Top 10 Reasons I would be a Lousy Bishop.

I use profanity. A lot. I’m not making up what I’m about to write. I was in a monthly clergy gathering talking about stewardship. What else, right? And I just blurted out (this is pre-resignation and pre-lithium) in pretty good earshot of everyone, including my then bishop who I think had brought up the subject. Go figure. I said something to the effect of, “You know, I didn’t go to seminary to learn how to run a fucking stewardship program.” Something along those lines. It surprised me that I said that. But I did mean it. It was close to the end of my professional church career as I recall. Nobody said anything in response to my statement.
I’ve always had a problem with profanity. I even wrote a blog about titled the Pedagogy of Profanity. Profanity has a way of communicating things in a way that the King’s English can’t get done. Had I become bishop, I would have really tried hard to be careful. I’ve gotten better with it, but, I can assure you, it would have come out. Then I’d have been up shit creek.

As a young person, exiting fundamentalism and considering the priesthood, I spent much time at Camp Galilee, Nevada’s Episcopal church camp on Lake Tahoe. The first week of my first year of being a camp counselor, the chaplain for the week tells me the following joke, prefacing it by saying that Bishop Wes Frensdorf, had first told him it.

A postal worker who had had the same route for many years announced his retirement to the customers he had served well. Hearing the news, a particular woman, a customer he grew fond of, invited him into her home where she prepared a lovely lunch for him. Following the meal, she took him upstairs and made passionate love to the mailman. Then, before he left her home to return to his route, she presented him with crisp dollar bill-never been folded. The mail carrier left the home somewhat puzzled.
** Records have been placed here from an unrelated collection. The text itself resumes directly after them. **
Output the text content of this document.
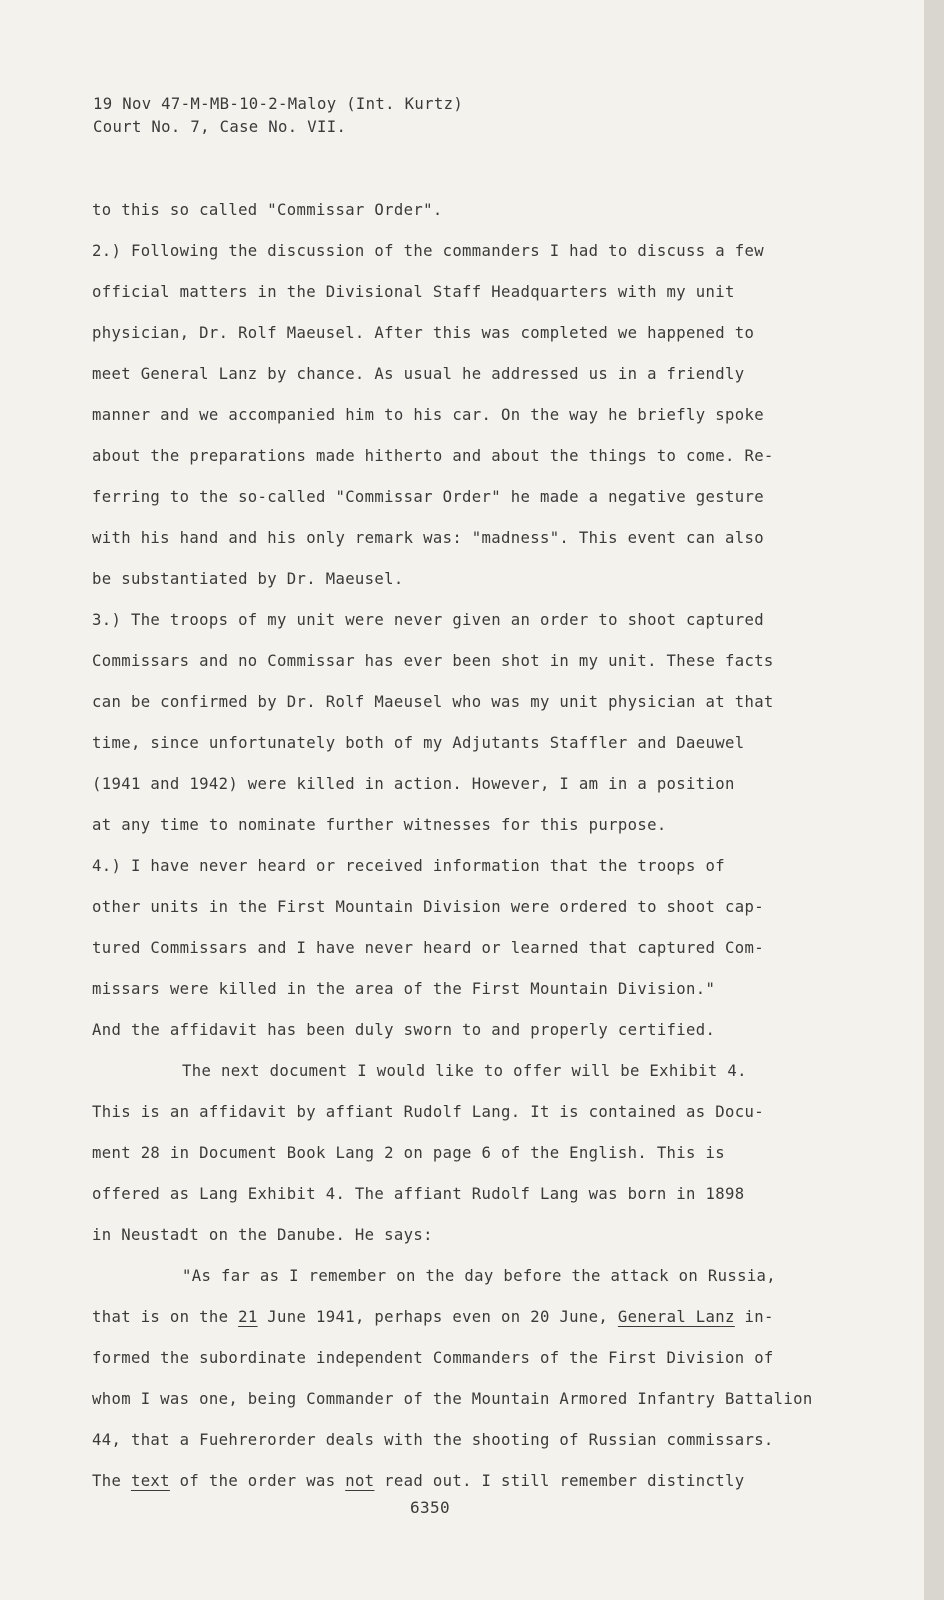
19 Nov 47-M-MB-10-2-Maloy (Int. Kurtz)
Court No. 7, Case No. VII.
to this so called "Commissar Order".
2.) Following the discussion of the commanders I had to discuss a few
official matters in the Divisional Staff Headquarters with my unit
physician, Dr. Rolf Maeusel. After this was completed we happened to
meet General Lanz by chance. As usual he addressed us in a friendly
manner and we accompanied him to his car. On the way he briefly spoke
about the preparations made hitherto and about the things to come. Re-
ferring to the so-called "Commissar Order" he made a negative gesture
with his hand and his only remark was: "madness". This event can also
be substantiated by Dr. Maeusel.
3.) The troops of my unit were never given an order to shoot captured
Commissars and no Commissar has ever been shot in my unit. These facts
can be confirmed by Dr. Rolf Maeusel who was my unit physician at that
time, since unfortunately both of my Adjutants Staffler and Daeuwel
(1941 and 1942) were killed in action. However, I am in a position
at any time to nominate further witnesses for this purpose.
4.) I have never heard or received information that the troops of
other units in the First Mountain Division were ordered to shoot cap-
tured Commissars and I have never heard or learned that captured Com-
missars were killed in the area of the First Mountain Division."
And the affidavit has been duly sworn to and properly certified.
The next document I would like to offer will be Exhibit 4.
This is an affidavit by affiant Rudolf Lang. It is contained as Docu-
ment 28 in Document Book Lang 2 on page 6 of the English. This is
offered as Lang Exhibit 4. The affiant Rudolf Lang was born in 1898
in Neustadt on the Danube. He says:
"As far as I remember on the day before the attack on Russia,
that is on the 21 June 1941, perhaps even on 20 June, General Lanz in-
formed the subordinate independent Commanders of the First Division of
whom I was one, being Commander of the Mountain Armored Infantry Battalion
44, that a Fuehrerorder deals with the shooting of Russian commissars.
The text of the order was not read out. I still remember distinctly
6350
A few weeks passed. The two continued to see each other on a daily basis, exchange mail pleasantries, but never spoke of the curious afternoon. Finally, on the last day of his route and career, the mailman approached the home of the woman, knocked upon her door, and handed her mail to her. He then managed to ask her about what had happened.
“Ma’am, I will have to say that our afternoon a few weeks back has puzzled me. You made me a lovely lunch, took me upstairs and made passionate love to me, then gave me a new dollar bill. I, am, he said, a little perplexed.”
The woman smiled,and told him just what he needed to know.
“Well, I asked my husband one morning” she said as she blushed, “What to do for your retirement. He simply told me, ‘Fuck him. Give him a dollar.’ The lunch was my idea.”
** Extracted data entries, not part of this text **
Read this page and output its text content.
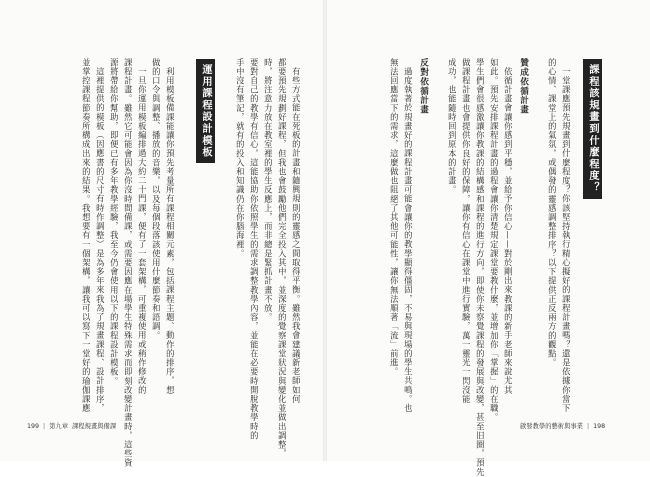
課程該規畫到什麼程度？
一堂課應預先規畫到什麼程度？你該堅持執行精心擬好的課程計畫嗎？還是依據你當下
的心情、課堂上的氣氛，或偶發的靈感調整排序？以下提供正反兩方的觀點。
贊成依循計畫
依循計畫會讓你感到平穩，並給予你信心——對於剛出來教課的新手老師來說尤其
如此。預先安排課程計畫的過程會讓你清楚規定課堂要教什麼，並增加你「掌握」的在職。
學生們會很感激讓你教課的結構感和課程的進行方向，即使你未察覺課程的發展與改變，甚至旧圈，預先
做課程計畫也會提供你良好的保障，讓你有信心在課堂中進行實驗，萬一靈光一閃沒能
成功，也能隨時回到原本的計畫。
反對依循計畫
過度執著於規畫好的課程計畫可能會讓你的教學顯得僵固，不易與現場的學生共鳴。也
無法回應當下的需求，這麼做也阻絕了其他可能性，讓你無法順著「流」前進。
啟發教學的藝術與事業 | 198
有些方式能在死板的計畫和隨興規則的靈感之間取得平衡。雖然我會建議新老師如何
都要預先規劃好課程，但我也會鼓勵他們完全投入其中，並深度的覺察課堂狀況與變化並做出調整，
時，將注意力放在教室裡的學生反應上，而非總是緊抓計畫不放。
要對自己的教學有信心，這能協助你依照學生的需求調整教學內容，並能在必要時開脫教學時的
手中沒有筆記，就有的投入和知識仍在你腦海裡。
運用課程設計模板
利用模板備課能讓你預先考量所有課程相關元素，包括課程主題、動作的排序，想
做的口令與調整、播放的音樂，以及每個段落該使用什麼節奏和語調。
一旦你運用模板編排過大約二十門課，便有了一套架構，可重複使用或稍作修改的
課程計畫。雖然它可能會因為你沒時間備課，或需要因應在場學生特殊需求而即刻改變計畫時，這些資
源將帶給你幫助，即便已有多年教學經驗，我至今仍會使用以下的課程設計模板。
這裡提供的模板（因應書的尺寸有時作調整）是為多年來我為了規畫課程、設計排序，
並掌控課程節奏所構成出來的結果。我想要有一個架構，讓我可以寫下一堂好的瑜伽課應
199 | 第九章 課程規畫與備課
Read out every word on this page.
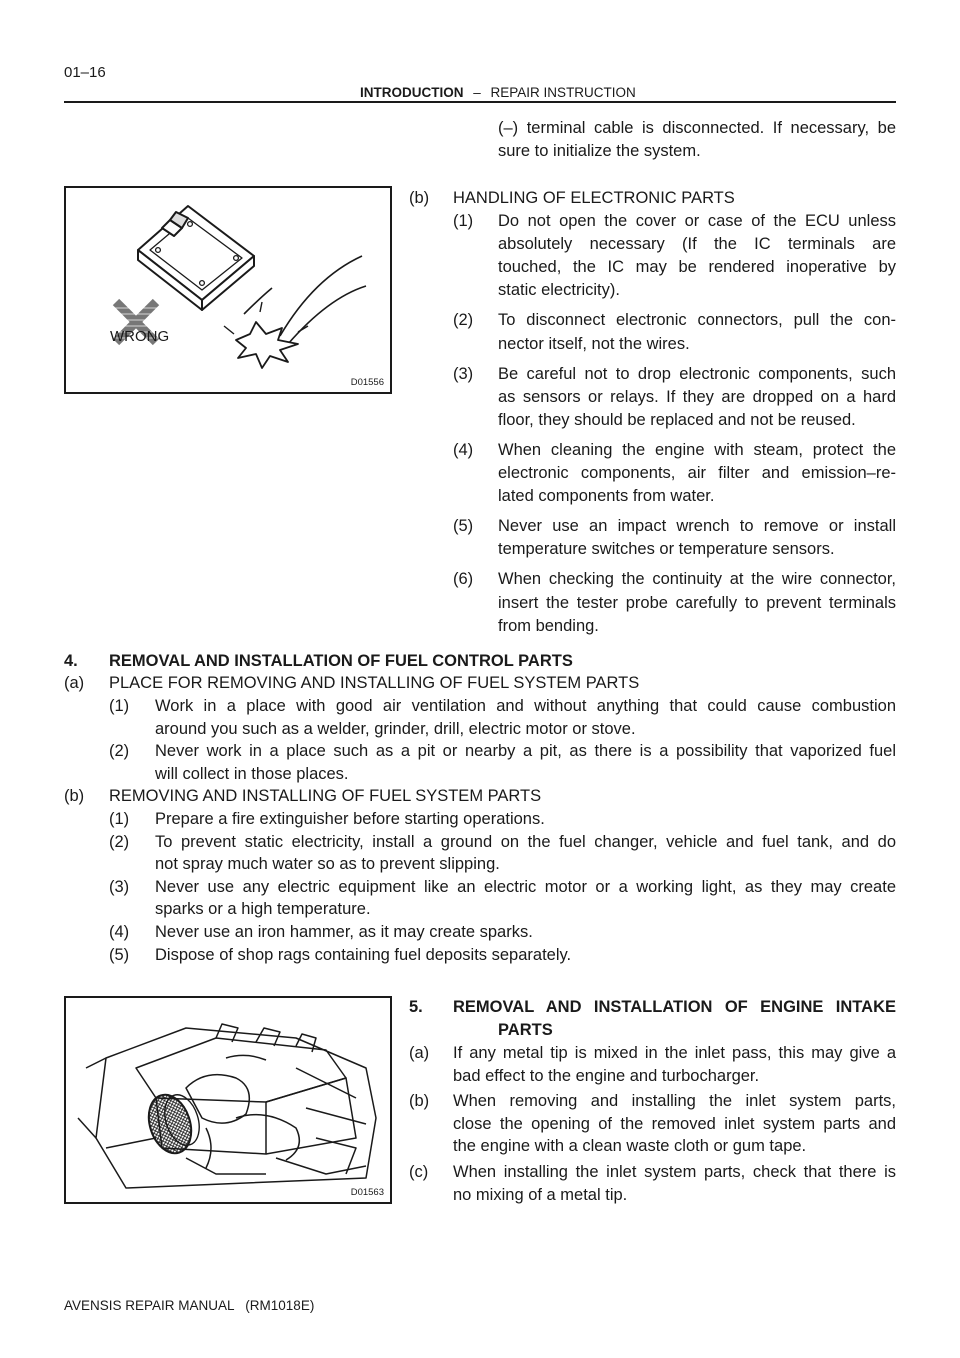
01–16
INTRODUCTION – REPAIR INSTRUCTION
WRONG
D01556
(–) terminal cable is disconnected. If necessary, be
sure to initialize the system.
(b) HANDLING OF ELECTRONIC PARTS
(1) Do not open the cover or case of the ECU unless
absolutely necessary (If the IC terminals are
touched, the IC may be rendered inoperative by
static electricity).
(2) To disconnect electronic connectors, pull the con-
nector itself, not the wires.
(3) Be careful not to drop electronic components, such
as sensors or relays. If they are dropped on a hard
floor, they should be replaced and not be reused.
(4) When cleaning the engine with steam, protect the
electronic components, air filter and emission–re-
lated components from water.
(5) Never use an impact wrench to remove or install
temperature switches or temperature sensors.
(6) When checking the continuity at the wire connector,
insert the tester probe carefully to prevent terminals
from bending.
4. REMOVAL AND INSTALLATION OF FUEL CONTROL PARTS
(a) PLACE FOR REMOVING AND INSTALLING OF FUEL SYSTEM PARTS
(1) Work in a place with good air ventilation and without anything that could cause combustion
around you such as a welder, grinder, drill, electric motor or stove.
(2) Never work in a place such as a pit or nearby a pit, as there is a possibility that vaporized fuel
will collect in those places.
(b) REMOVING AND INSTALLING OF FUEL SYSTEM PARTS
(1) Prepare a fire extinguisher before starting operations.
(2) To prevent static electricity, install a ground on the fuel changer, vehicle and fuel tank, and do
not spray much water so as to prevent slipping.
(3) Never use any electric equipment like an electric motor or a working light, as they may create
sparks or a high temperature.
(4) Never use an iron hammer, as it may create sparks.
(5) Dispose of shop rags containing fuel deposits separately.
D01563
5. REMOVAL AND INSTALLATION OF ENGINE INTAKE
PARTS
(a) If any metal tip is mixed in the inlet pass, this may give a
bad effect to the engine and turbocharger.
(b) When removing and installing the inlet system parts,
close the opening of the removed inlet system parts and
the engine with a clean waste cloth or gum tape.
(c) When installing the inlet system parts, check that there is
no mixing of a metal tip.
AVENSIS REPAIR MANUAL   (RM1018E)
Top 10 Reasons I would be a Lousy Bishop.

#9 I have visible tattoos

A friend once told me you should get a tattoo every twenty-five years. I decided to do that and told my bishop as much. He was pretty cool about it. For my first tattoo, I got me a Celtic Cross/Lotus Flower combo. Not long after that, I got a road-runner, my spirit animal and one of my totems. I know of a bishop back east who required his clergy with tattoos to cover them up when officiating liturgically. Had I become a bishop, I can just imagine the inevitable drama that would have occurred when a mother of a 13-yr old acolyte crosier-reams for encouraging her adolescent to tattoo up because of my body art. Here’s the my imagined conversation:
Mad Mom: Bishop Polley, my 13 year-old daughter, Brandi, has just come home with a large tattoo in the middle of her back, she refers to as her ‘tramp stamp.’
Bishop Polley: No shit? Who was the artist? You know, I’ve always wanted my ink in a place where I can see it, so I haven’t gone for the back or calf or that. Interesting. Do you know what it cost her? Tell her to keep an eye on it. I’ve had some problems with the healing. I’ve got holy oil if you think that might help.
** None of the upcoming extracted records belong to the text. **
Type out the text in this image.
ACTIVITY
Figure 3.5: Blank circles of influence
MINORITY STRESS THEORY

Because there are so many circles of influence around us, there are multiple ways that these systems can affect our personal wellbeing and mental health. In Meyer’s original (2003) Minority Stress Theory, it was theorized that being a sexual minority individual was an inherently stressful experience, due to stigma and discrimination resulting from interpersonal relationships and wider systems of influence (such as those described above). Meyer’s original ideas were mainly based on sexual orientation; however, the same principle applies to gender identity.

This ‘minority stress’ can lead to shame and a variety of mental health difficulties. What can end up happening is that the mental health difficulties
Top 10 Reasons I would be a Lousy Bishop

Reason # 10.
Too Hard to Remember How to Write my Name

Some Episcopal clergy practice a interesting tradition when writing out their name, especially on formal documents like marriage licenses and baptismal certificates, letters of admonition, or rejection letters to aspiring bishops. If one is a priest, then one places a small cross after their name (I hope I am getting this right), eg. Seth Polley + . If one is a bishop, then one places a small cross before their name, + Seth Polley. If one is a deacon, I don’t know where they place the cross. My mother has been a deacon for a many, many years. I don’t think she has placed a cross anywhere in her name. She has lived with Christ in her heart for many years, however.
I would have never remembered where to put the damn thing, the small cross. I get confused, especially when I’m in a rush. That’s why I have a tortoise tattooed on my right wrist, to help me to remember patience. I think its working.